66 in 52: A One Year Chronological Journey Through the Bible

Day 088: Are you Passing the Baton, or Dropping It? (Joshua 24:31)

“Israel served the Lord all the days of Joshua, and all the days of the elders who outlived Joshua and had known all the work that the Lord did for Israel.” Joshua 24:31

Through the Bible: Joshua 22-24

We come to the end of Joshua with some grim foreshadowing of what is to come. In chapter 24, Joshua lays out the challenge to the people: choose whom you will serve. And all the people say, “We’ll serve the Lord.” (15-18)

Then Joshua dies, and verse 31 says that the people continued to serve the Lord “all the days of the elders who outlived Joshua.” 

But how many were those days? Based on what we are about to read in Judges, they didn’t last long. And I have to wonder: did Joshua mentor anyone the way Moses mentored him? The first time we hear about Joshua is all the way back in Exodus 17:8-9. He is called Moses’ assistant in Exodus 24:13. He is with Moses on the mountain when Moses receives the Commandments from God (Ex. 32:17). And when Moses speaks to God in the Tent of Meeting, Joshua, “a young man”  stays in the tent even when Moses goes back to the camp (Exodus 33:11).

But if Joshua invested in someone from the next generation the way Moses invested in him, Scripture does not highlight it for us.

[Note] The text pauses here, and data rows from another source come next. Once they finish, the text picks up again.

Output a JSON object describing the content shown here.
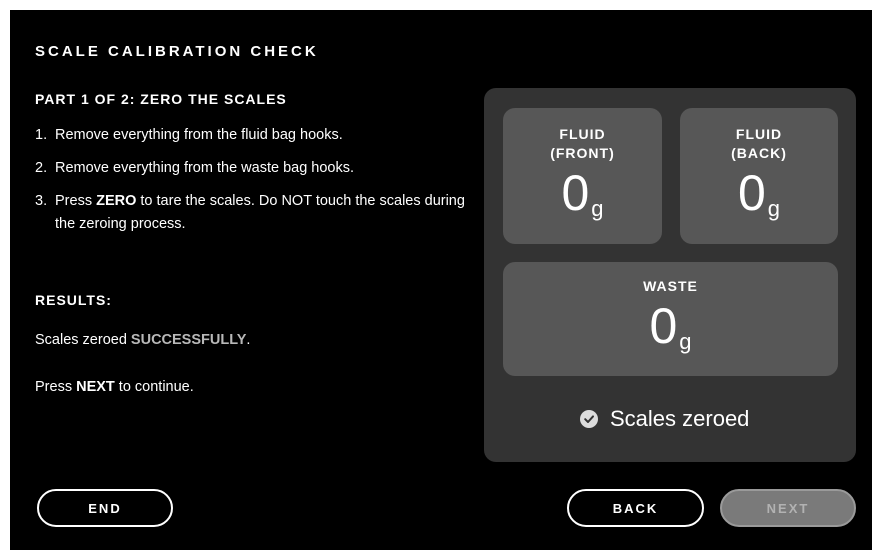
{
  "header": {
    "title": "SCALE CALIBRATION CHECK",
    "part": "PART 1 OF 2: ZERO THE SCALES"
  },
  "steps": [
    {
      "num": "1.",
      "pre": "Remove everything from the fluid bag hooks.",
      "bold": "",
      "post": ""
    },
    {
      "num": "2.",
      "pre": "Remove everything from the waste bag hooks.",
      "bold": "",
      "post": ""
    },
    {
      "num": "3.",
      "pre": "Press ",
      "bold": "ZERO",
      "post": " to tare the scales. Do NOT touch the scales during the zeroing process."
    }
  ],
  "results": {
    "heading": "RESULTS:",
    "line_pre": "Scales zeroed ",
    "line_status": "SUCCESSFULLY",
    "line_post": ".",
    "next_pre": "Press ",
    "next_bold": "NEXT",
    "next_post": " to continue."
  },
  "scales": {
    "front": {
      "label_1": "FLUID",
      "label_2": "(FRONT)",
      "value": "0",
      "unit": "g"
    },
    "back": {
      "label_1": "FLUID",
      "label_2": "(BACK)",
      "value": "0",
      "unit": "g"
    },
    "waste": {
      "label": "WASTE",
      "value": "0",
      "unit": "g"
    },
    "status": "Scales zeroed",
    "status_icon": "check-circle-icon"
  },
  "buttons": {
    "end": "END",
    "back": "BACK",
    "next": "NEXT"
  },
  "colors": {
    "background": "#000000",
    "panel": "#333333",
    "tile": "#575757",
    "success_text": "#b8b8b8",
    "next_disabled": "#7a7a7a"
  }
}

What it does show us is this: there was no obvious Joshua after Joshua.

The elders who had seen God’s mighty works were able to keep Israel on track for a time. But as we will soon see in Judges, when that generation died, the people went off the rails in a big way.

That failure was not Joshua’s alone. It was the failure of an entire generation to pass on a living knowledge of God to the one coming behind them.

The lesson for me here, both as a middle aged man and as a pastor, is to develop the next generation of disciples. I can look at my church and be content that all the leadership positions are filled. A full choir, no vacancies on any committees, all volunteer teams up and running. A healthy turnout at midweek prayer meeting. Good attendance on Sunday morning.

The problem is, with a few exceptions, they are all people my age or older. What happens when our generation dies out? What happens to the next generation when they grow up and their parents are no longer “making” them go to church?

Where is the next generation of leaders? On our worship team? In our volunteer base? What am I doing to invest?

If I cannot point to anyone in the next generation that I am intentionally pouring into, then I have no right to complain about what the church will look like after I’m gone.

If I can’t point to anyone from the next generation that I am pouring into, then I fear I am making the same mistake as Joshua. And that the church will have the same results as Israel in Judges.